• önce bir kavga çıkar.kavgada kendini üstün olarak gören taraf horozlanmaya başlar,diklendikçe diklenir,artisliğin kralını yapar.
    bu durum karşı tarafdan birinin kelebeği çıkarıp şakır şukur sallayıp açmasıyla bi anda değişir,ya biz sorun istemiyoruz abi ye döner,kavga etmeye hiç gerek yok a döner.
    buna halk arasında kelebek etkisi denir
  • bunu yıllar önce keşfeden atalarımız konuyla ilgili türkü bile yapmışlardır
    (bkz: bir of ceksem karsi daglar yikilir)
  • günlük 1 dolardan daha ucuza çalışan, hayatı önemsiz ve değersiz bir çinlinin bir yarasaya diş atmasıyla; dünya ekonomisini sallaması, tüm dünyada paniğe neden olması, tüm spor,sanat ve kültürel etkinliklerin iptal olması, toplumsal ve bireysel yaşamın resmen değişmesi. iş, tatil ve gezi planlarının iptal olması, borsanın ciddi zarar etmesi, milyar dolarlık kayıplar vs derken kelebek etkisinin en büyük örneği ortadadır.

    değersiz bir çinlinin dünyayı değiştirmesidir kelebek etkisi.

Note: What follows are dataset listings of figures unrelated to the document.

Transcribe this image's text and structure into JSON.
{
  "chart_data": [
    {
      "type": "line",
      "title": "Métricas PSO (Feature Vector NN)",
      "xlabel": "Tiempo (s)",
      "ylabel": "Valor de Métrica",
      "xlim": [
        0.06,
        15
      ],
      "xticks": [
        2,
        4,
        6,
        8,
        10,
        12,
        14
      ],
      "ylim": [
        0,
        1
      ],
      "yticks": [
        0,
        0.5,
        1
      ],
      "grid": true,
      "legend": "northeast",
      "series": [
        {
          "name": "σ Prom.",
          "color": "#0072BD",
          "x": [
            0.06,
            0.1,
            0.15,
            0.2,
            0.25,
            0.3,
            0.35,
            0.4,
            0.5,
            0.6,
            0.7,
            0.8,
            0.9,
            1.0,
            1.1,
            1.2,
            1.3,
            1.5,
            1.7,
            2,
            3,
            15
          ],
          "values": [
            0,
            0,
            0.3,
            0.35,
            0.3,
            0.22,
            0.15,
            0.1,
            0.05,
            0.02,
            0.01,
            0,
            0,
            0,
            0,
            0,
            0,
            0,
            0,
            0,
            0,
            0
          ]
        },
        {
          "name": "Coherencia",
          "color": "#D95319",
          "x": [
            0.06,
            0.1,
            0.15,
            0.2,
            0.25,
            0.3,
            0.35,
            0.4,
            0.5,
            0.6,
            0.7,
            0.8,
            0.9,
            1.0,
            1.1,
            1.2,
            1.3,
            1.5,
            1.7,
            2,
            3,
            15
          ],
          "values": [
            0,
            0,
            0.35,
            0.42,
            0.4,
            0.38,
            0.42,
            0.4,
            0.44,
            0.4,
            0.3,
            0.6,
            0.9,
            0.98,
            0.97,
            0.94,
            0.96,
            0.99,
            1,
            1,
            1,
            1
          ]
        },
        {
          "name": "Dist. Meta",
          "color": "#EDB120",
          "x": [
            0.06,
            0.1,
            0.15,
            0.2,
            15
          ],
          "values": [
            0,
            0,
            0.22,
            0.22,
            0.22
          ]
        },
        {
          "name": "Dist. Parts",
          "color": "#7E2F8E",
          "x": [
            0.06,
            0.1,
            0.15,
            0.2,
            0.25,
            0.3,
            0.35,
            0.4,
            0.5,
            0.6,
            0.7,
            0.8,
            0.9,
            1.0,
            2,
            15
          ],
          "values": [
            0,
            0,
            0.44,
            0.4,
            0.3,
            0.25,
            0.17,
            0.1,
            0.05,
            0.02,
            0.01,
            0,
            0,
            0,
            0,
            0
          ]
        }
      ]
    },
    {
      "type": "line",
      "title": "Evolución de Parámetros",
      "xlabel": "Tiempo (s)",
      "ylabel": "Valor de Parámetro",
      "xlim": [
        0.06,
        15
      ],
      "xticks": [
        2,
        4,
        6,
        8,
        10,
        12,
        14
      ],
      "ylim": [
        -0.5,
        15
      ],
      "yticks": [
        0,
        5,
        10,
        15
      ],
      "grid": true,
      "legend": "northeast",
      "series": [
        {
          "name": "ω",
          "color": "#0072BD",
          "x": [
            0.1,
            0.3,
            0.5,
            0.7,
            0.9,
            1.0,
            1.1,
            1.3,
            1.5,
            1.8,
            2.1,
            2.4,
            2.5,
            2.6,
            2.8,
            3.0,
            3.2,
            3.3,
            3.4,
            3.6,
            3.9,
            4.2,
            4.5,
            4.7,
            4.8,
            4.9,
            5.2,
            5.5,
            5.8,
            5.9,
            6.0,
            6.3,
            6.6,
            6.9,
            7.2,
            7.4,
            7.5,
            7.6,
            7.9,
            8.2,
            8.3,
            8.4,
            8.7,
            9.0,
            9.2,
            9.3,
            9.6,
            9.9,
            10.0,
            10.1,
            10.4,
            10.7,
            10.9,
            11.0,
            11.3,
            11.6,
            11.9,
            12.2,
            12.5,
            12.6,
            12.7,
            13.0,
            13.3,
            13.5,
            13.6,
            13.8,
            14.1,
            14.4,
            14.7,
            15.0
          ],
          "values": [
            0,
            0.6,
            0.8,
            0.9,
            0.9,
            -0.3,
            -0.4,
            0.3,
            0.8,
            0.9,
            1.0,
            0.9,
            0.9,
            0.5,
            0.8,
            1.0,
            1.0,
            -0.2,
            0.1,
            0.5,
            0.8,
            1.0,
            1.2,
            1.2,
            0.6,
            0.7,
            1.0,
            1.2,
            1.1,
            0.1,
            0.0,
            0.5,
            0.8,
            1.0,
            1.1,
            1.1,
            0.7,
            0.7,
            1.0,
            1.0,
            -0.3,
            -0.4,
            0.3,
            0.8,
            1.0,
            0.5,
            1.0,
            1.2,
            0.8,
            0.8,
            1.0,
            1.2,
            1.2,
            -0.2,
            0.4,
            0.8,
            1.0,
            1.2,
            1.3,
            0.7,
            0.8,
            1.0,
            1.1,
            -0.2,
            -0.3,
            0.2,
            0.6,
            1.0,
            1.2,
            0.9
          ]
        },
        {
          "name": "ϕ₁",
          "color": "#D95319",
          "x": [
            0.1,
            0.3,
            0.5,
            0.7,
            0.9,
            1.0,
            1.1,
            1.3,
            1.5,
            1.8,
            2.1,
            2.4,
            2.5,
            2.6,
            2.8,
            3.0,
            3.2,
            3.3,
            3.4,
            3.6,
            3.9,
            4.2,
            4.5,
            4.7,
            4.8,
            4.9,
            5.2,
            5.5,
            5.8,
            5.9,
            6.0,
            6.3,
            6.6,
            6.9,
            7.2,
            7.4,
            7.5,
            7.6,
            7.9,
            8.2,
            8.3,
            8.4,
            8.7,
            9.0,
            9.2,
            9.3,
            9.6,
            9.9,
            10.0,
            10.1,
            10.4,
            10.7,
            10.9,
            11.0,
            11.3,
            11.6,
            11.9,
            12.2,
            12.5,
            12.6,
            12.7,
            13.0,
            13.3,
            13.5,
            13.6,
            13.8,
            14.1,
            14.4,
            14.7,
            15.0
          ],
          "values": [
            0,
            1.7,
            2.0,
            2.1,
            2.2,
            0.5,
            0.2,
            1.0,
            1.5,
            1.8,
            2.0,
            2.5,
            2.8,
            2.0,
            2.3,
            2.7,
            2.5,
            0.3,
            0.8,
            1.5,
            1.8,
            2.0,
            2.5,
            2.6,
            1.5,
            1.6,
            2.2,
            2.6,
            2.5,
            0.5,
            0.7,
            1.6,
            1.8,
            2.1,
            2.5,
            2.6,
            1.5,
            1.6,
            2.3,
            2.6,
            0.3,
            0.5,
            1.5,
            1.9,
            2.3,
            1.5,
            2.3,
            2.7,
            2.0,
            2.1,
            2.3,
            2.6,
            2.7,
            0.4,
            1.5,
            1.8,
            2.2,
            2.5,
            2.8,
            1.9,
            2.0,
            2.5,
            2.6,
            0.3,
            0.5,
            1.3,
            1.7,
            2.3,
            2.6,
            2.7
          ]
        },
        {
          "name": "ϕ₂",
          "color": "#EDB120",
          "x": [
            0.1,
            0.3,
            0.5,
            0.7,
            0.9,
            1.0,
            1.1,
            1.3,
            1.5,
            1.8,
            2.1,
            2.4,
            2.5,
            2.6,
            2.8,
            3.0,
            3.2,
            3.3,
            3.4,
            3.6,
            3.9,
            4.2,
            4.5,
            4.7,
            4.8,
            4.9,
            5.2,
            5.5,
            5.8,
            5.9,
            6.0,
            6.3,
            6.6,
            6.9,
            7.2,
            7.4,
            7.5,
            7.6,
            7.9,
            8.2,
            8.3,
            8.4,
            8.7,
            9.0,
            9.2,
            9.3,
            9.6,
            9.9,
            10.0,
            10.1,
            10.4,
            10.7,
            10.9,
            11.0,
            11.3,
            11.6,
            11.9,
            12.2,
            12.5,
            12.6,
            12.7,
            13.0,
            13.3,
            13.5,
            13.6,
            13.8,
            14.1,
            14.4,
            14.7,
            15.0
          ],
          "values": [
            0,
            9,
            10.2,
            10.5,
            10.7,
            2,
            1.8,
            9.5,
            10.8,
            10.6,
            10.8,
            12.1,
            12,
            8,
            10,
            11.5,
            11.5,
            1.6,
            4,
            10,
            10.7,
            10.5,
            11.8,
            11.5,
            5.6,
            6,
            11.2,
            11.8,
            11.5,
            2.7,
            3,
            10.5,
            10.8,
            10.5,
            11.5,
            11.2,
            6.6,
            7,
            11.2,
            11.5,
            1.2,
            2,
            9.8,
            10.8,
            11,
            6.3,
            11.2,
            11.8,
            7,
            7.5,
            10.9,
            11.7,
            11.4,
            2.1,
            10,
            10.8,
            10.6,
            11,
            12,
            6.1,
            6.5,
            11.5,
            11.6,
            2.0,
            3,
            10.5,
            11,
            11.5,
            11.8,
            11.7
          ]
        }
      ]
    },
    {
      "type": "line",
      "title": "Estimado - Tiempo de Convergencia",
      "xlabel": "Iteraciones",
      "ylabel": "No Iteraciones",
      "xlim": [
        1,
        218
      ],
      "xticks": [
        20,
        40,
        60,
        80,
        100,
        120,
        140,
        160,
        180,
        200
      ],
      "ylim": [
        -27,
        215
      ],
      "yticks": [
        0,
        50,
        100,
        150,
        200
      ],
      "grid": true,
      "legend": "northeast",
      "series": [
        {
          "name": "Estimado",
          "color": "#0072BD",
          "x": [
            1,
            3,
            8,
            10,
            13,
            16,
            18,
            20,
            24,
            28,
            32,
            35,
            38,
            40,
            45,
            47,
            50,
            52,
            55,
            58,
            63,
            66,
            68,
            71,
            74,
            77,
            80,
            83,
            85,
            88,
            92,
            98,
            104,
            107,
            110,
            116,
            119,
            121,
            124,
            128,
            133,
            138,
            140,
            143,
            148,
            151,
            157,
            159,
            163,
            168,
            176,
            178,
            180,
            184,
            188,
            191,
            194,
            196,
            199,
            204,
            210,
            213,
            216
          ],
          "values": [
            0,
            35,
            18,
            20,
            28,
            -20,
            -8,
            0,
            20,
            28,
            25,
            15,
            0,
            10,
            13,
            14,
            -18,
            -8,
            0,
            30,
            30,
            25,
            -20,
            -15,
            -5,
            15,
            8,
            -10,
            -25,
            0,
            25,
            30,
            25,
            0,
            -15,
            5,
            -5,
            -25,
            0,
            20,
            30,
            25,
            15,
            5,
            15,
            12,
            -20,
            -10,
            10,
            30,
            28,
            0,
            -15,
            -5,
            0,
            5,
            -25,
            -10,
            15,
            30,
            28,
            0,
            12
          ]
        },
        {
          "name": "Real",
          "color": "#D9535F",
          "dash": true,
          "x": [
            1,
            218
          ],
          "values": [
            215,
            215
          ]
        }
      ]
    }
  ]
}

  • geçen gün annem ayağı sakatlanmış ve bu yüzden uçamayan bir güvercini tam da kedi kapmak üzereyken yakaladı. ayağına baktığında ise uzun bir saç telinin hayvanın ayağına dolaştığını, hayvanın bundan kurtulamadığını ve bu yüzden de ayağının yara olduğunu gördü. ayağındaki düğümü makasla kesip çıkarttı, pansuman yaptı. bir gün sonra hayvan toparlanınca da hayvanı saldı tekrardan. sizin saçınızı taradıktan sonra balkondan aman ne olacak diye dışarı attığınız saçlarınız bir hayvanın ayağına takılıp onun ölümüne neden olabilir yani. benim için en basit kelebek etkisi budur. saçlarınızı taradıktan sonra çöpe atın sayın sığırlar.

    edit: yere atılan sakızlar da boğazlarına takılıyormuş.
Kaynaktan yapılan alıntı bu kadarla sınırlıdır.